Observe table , according to row and cell The content analysis clearly needed

# Put in a global variable for counting number to fill n = 0for i in range(0, len(table0.rows) + 1, 3):    # date     date = table0.cell(i, 1).text    # title     title = table0.cell(i + 1, 1).text.strip()    # Number     dfn = tables[j].cell(i, 3).text.strip()    print(n, date, tite, dfn)

Next we need to address is , Time we have obtained is 2/1 such Japan / The form of the month . We need to be converted into YYYY-MM-DD Format , This use to datetime Bag strptime and strftime function ：

strptime: Contained in parsing a string time

strftime: Conversion to the desired time format

import datetimen = 0for i in range(0, len(table0.rows) + 1, 3):    # date     date = table0.cell(i, 1).text    # Some time entry is empty , Not too much discrimination here     if '/' in date:        date = datetime.datetime.strptime(date, '%d/%m').strftime('2020-%m-%d')    else:        date = '-'    # title     title = table0.cell(i + 1, 1).text.strip()    # Number     dfn = tables[j].cell(i, 3).text.strip()    print(n, date, tite, dfn)

Such a table of contents parsing is done , Notice I'm using theta table[0] That first table , Through all the tables plus a nested loop can , Alternatively, you can capture an abnormal increase in the flexibility of the program

n = 0for j in range(len(tables)):    for i in range(0, len(tables[j].rows)+1, 3):        try:            # date             date = tables[j].cell(i, 1).text            if '/' in date:                date = datetime.datetime.strptime(date, '%d/%m').strftime('2020-%m-%d')            else:                date = '-'            # title             title = tables[j].cell(i + 1, 1).text.strip()            # Number             dfn = tables[j].cell(i, 3).text.strip()            n += 1            print(n, date, title, dfn)        except Exception as error:            # Capture exception , It can also be used. log Written log for easy viewing and management             print(error)            continue

Information analysis and can export the completed acquisition , The package is used openpyxl

from openpyxl import Workbook# Instantiation wb = Workbook()# Get current sheetsheet = wb.active# Set up the header header = [' Serial number ', ' Time of receipt ', ' Office of the text number ', ' Document title ', ' Number ', ' remarks ']sheet.append(header)

Inner parsing loop

At the end of the innermost loop parsing code below to add

row = [n, date, ' ', title, dfn, ' ']sheet.append(row)

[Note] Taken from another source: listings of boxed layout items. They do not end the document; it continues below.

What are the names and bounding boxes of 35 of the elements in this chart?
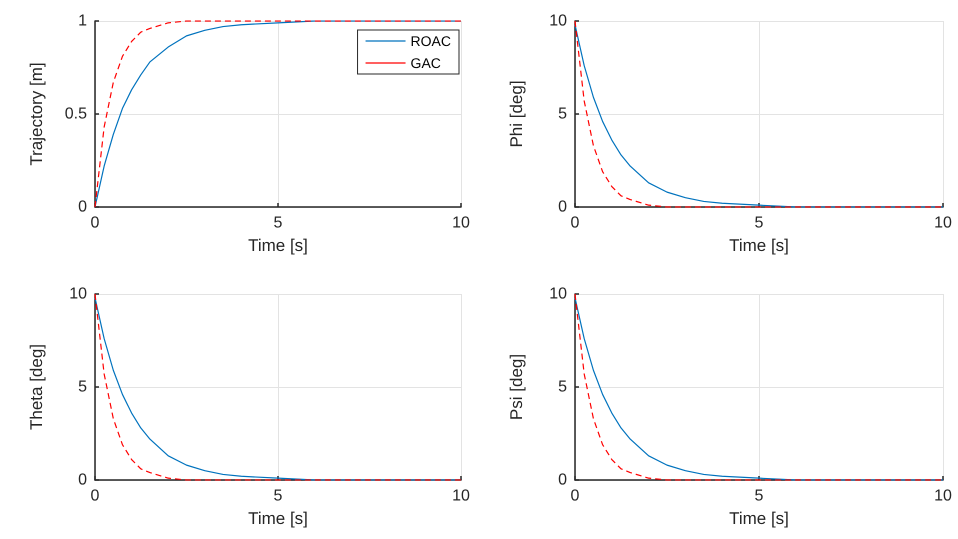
- legend-label: ROAC: [410, 33, 452, 49]
- x-tick-label: 5: [754, 488, 764, 504]
- y-tick-label: 0: [558, 472, 568, 488]
- x-tick-label: 0: [570, 488, 580, 504]
- line-series: [94, 20, 462, 208]
- x-tick-label: 10: [452, 214, 470, 232]
- x-tick-label: 10: [934, 214, 952, 232]
- y-tick-label: 10: [549, 12, 568, 30]
- y-tick-label: 1: [78, 12, 88, 30]
- x-tick-label: 5: [274, 488, 283, 504]
- y-tick-label: 0: [78, 198, 88, 216]
- x-axis-title: Time [s]: [248, 509, 308, 528]
- x-axis-title: Time [s]: [729, 236, 789, 255]
- y-tick-label: 0.5: [64, 106, 88, 122]
- y-tick-label: 5: [558, 106, 568, 122]
- y-tick-label: 10: [69, 286, 88, 302]
- x-tick-label: 5: [274, 214, 283, 232]
- y-tick-label: 0: [558, 198, 568, 216]
- y-axis-title: Phi [deg]: [507, 80, 526, 148]
- y-axis-title: Theta [deg]: [27, 344, 46, 430]
- x-tick-label: 0: [90, 488, 100, 504]
- y-axis-title: Trajectory [m]: [27, 62, 46, 166]
- x-axis-title: Time [s]: [248, 236, 308, 255]
- y-axis-title: Psi [deg]: [507, 354, 526, 420]
- y-tick-label: 5: [78, 378, 88, 396]
- x-tick-label: 0: [90, 214, 100, 232]
- x-tick-label: 10: [934, 488, 952, 504]
- legend-label: GAC: [410, 55, 441, 71]
- y-tick-label: 0: [78, 472, 88, 488]
- y-tick-label: 5: [558, 378, 568, 396]
- x-tick-label: 5: [754, 214, 764, 232]
- x-tick-label: 0: [570, 214, 580, 232]
- x-tick-label: 10: [452, 488, 470, 504]
- x-axis-title: Time [s]: [729, 509, 789, 528]
- y-tick-label: 10: [549, 286, 568, 302]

Finally, remember to save the thread

wb.save(r'C:\Users\20200420.xlsx')

Running time at 10 About minutes , Probably leave for a while on the implementation of the program ended

Finally, attach the complete code , The code is simple , The most important sort out ideas

from docx import Documentimport datetimefrom openpyxl import Workbookwb = Workbook()sheet = wb.activeheader = [' Serial number ', ' Time of receipt ', ' Office of the text number ', ' Document title ', ' Number ', ' remarks ']sheet.append(header)path = r'C:\Users\word.docx'document = Document(path)tables = document.tablesn = 0for j in range(len(tables)):    for i in range(0, len(tables[j].rows)+1, 3):        try:            # date             date = tables[j].cell(i, 1).text            if '/' in date:                date = datetime.datetime.strptime(date, '%d/%m').strftime('2020-%m-%d')            else:                date = '-'            # title             title = tables[j].cell(i + 1, 1).text.strip()            # Number             dfn = tables[j].cell(i, 3).text.strip()            n += 1            print(n, date, title, dfn)            row = [n, date, ' ', title, dfn, ' ']            sheet.append(row)        except Exception as error:            # Capture exception , It can also be used. log Written log for easy viewing and management             print(error)            continuewb.save(r'C:\Users\20200420.xlsx')

That's all Python Office automation Word turn Excel Details of document batch processing , More about Python Office automation Word turn Excel Please pay attention to other relevant articles of software development network ！